8 mai 2018, je rentre du travail à 18h. Je ne suis pas tranquille, je sais qu'il va mal et cela fait depuis ce midi que je n'ai aucune nouvelle de lui. Je l'appelle, je lui envoie des messages. Il doit être en train de dormir me dis-je. Whatsapp indique "vu à 12h58".
Je rentre, j'ouvre la porte, je le découvre pendu dans l'escalier. Je compris immédiatement qu'il avait tenté de se suicider. L'humain est plein d'espoir, "peut-être cela fait simplement 2mn, je vais essayer de le sauver" me dis-je. Il ne se balance pas, a priori cela fait bien plus que 2mn. Je tente de le décrocher, je l'engueule "qu'est-ce que t'es con d'avoir fait ca !" je crois encore qu'il est vivant, que je vais le sortir de là. Je le soulève, tente de défaire le noeud mais un corps c'est lourd et je le lâche. Sa nuque encaisse le choc. S'il n'est pas mort, il l'est maintenant me dis-je. Je continue à essayer de trouver une solution pour le décrocher, je garde la tête froide. Je le pousse vers l'escalier, et met son pied dessus. Cela me donne assez de mou pour détendre la ceinture et défaire le noeud. Il tombe, le choc est sourd, tellement particulier qu'il résonne encore dans mes oreilles. Je comprends qu'il est mort. Une drôle de pensée surgit : il semble soulagé. Je ne l'ai jamais vu aussi serein, au moins aura-t-il trouvé la paix désormais. C'est la fin de son cauchemar et désormais le début du mien.

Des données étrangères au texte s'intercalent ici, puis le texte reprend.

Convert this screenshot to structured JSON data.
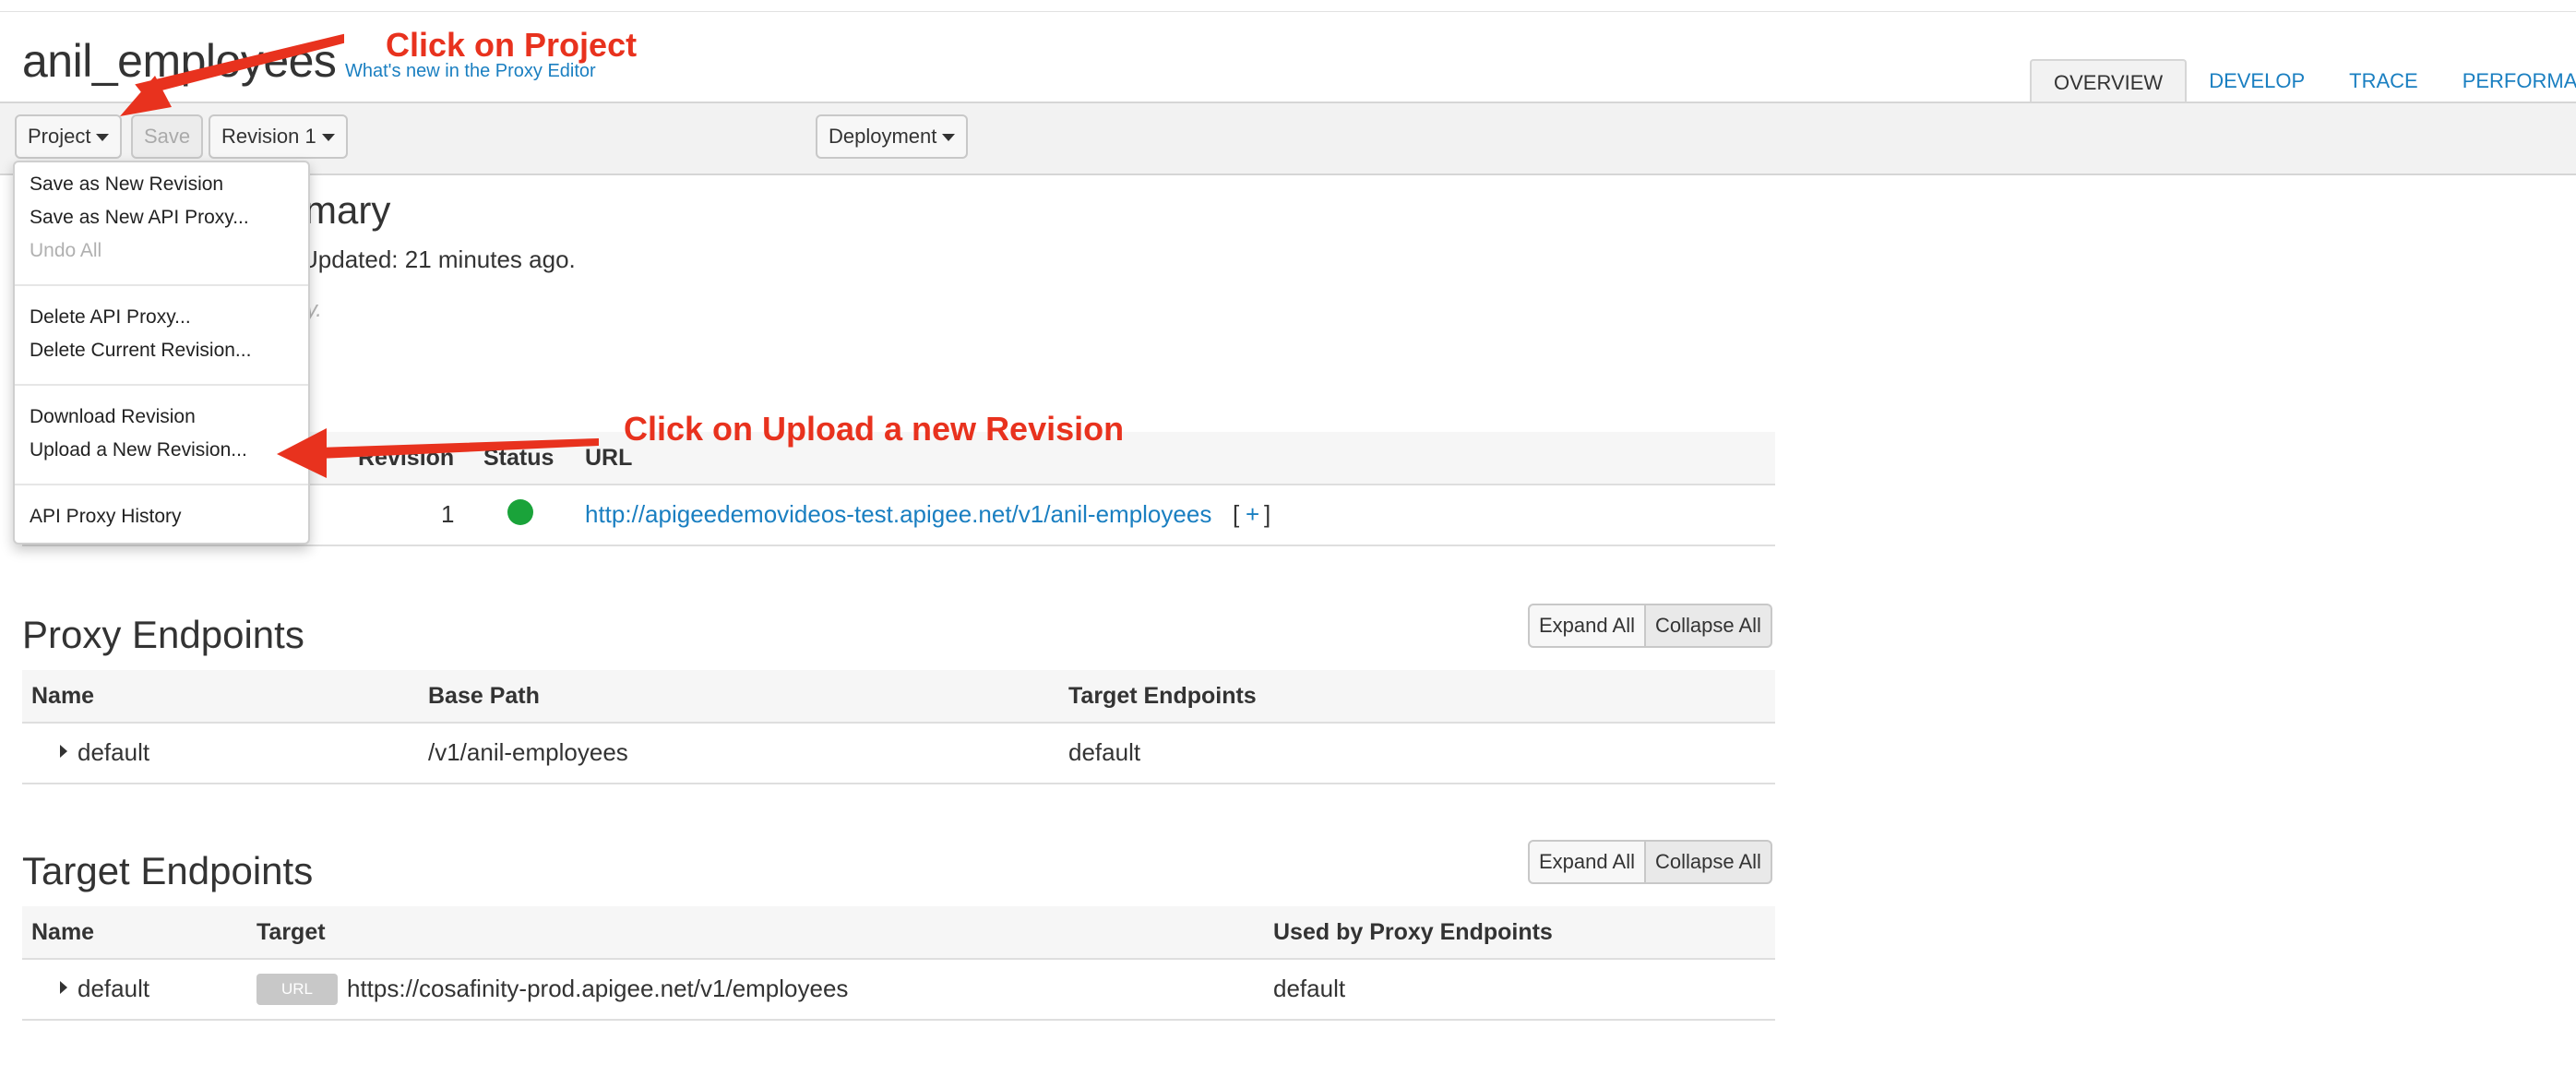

Je me retrouve avec le cadavre de Dominique. Je peux appeler le SAMU mais il m'est insupportable de rester avec son corps. Je décide alors de courir à la police. Je préviens avec fracas des membres de sa famille ainsi que de la mienne. Mes grands parents et mon oncle arrive en 10mn au commissariat. J'apprendrai plus tard que  mon état fut qualifié de "panique avancée" par les policiers, s'attendait-il sérieusement à ce que j'arrive zen après cette scène ? Ils appellent même une ambulance pour m'emmener à l'hôpital sans me demander mon avis.
Avant de partir, je leur demande au moins quelques affaires et de récupérer mon chien resté dans l'appartement. "Non" me disent-ils, ma grand-mère insiste. "OK, on le garde au poste". Ils sont sérieux ? Que vont-ils faire d'un chihuahua ? Pensent-ils l'interroger ? Elle a forcément assister à la scène, mais je ne suis pas certain qu'elle soit très loquace. Ils acceptent au final de me la rendre avec quelques vêtements. Ils ont bien compris que je ne voulais pas entraver leur enquête, que je ne suis probablement pas coupable d'un homicide, et que je souhaite simplement garder un minimum de dignité.

L'ambulance m'amène à l'hôpital. Un psychiatre me voit quasi immédiatement. Je lui raconte, il pleure avec moi. Scène comique si elle n'était pas réelle, en même temps,
que pouvait faire ce médecin ? Pourquoi m'avoir mis dans cette ambulance pour m'emmener à l'hôpital ? Cela doit être le protocole.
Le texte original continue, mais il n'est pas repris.